RAG vs fine-tuning : des approches complémentaires
Le RAG et le fine-tuning ne s'opposent pas — ils répondent à des besoins différents. Le RAG excelle pour intégrer des connaissances factuelles et évolutives (documentation, procédures, données métier). Le fine-tuning est plus adapté pour modifier le comportement du modèle : ton, format de réponse, terminologie spécialisée.

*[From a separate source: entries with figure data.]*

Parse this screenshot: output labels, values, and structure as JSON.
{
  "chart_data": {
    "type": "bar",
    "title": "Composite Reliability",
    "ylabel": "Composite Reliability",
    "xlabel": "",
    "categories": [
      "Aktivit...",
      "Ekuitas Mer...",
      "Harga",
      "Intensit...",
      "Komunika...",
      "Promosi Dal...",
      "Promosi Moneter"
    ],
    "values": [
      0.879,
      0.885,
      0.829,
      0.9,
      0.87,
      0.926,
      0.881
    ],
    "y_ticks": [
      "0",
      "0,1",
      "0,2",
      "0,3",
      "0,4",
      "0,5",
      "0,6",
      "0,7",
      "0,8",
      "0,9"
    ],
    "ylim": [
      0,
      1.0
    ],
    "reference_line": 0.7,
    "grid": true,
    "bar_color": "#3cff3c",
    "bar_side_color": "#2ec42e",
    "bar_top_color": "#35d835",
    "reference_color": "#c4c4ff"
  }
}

En pratique, les architectures les plus robustes combinent les deux.
Applications concrètes
Le RAG s'est imposé dans de nombreux cas d'usage en entreprise : assistants internes sur la documentation technique, chatbots de support client alimentés par la base de connaissances, outils d'aide à la décision pour les équipes juridiques ou réglementaires, et moteurs de recherche sémantique sur des corpus spécialisés.
Les systèmes d'IA agentique s'appuient aussi largement sur le RAG : un agent qui doit répondre à une question ou prendre une décision va chercher les informations nécessaires dans ses sources avant d'agir, plutôt que de se fier uniquement aux connaissances embarquées dans le LLM.
Fait intéressant
Le terme RAG a été introduit par une équipe de Meta AI (alors Facebook AI Research) dans un article de recherche publié en 2020. L'approche est restée relativement confidentielle jusqu'à l'explosion de ChatGPT fin 2022, qui a rendu le besoin de grounding — ancrer les réponses d'un LLM dans des données fiables — soudainement concret pour des milliers d'entreprises.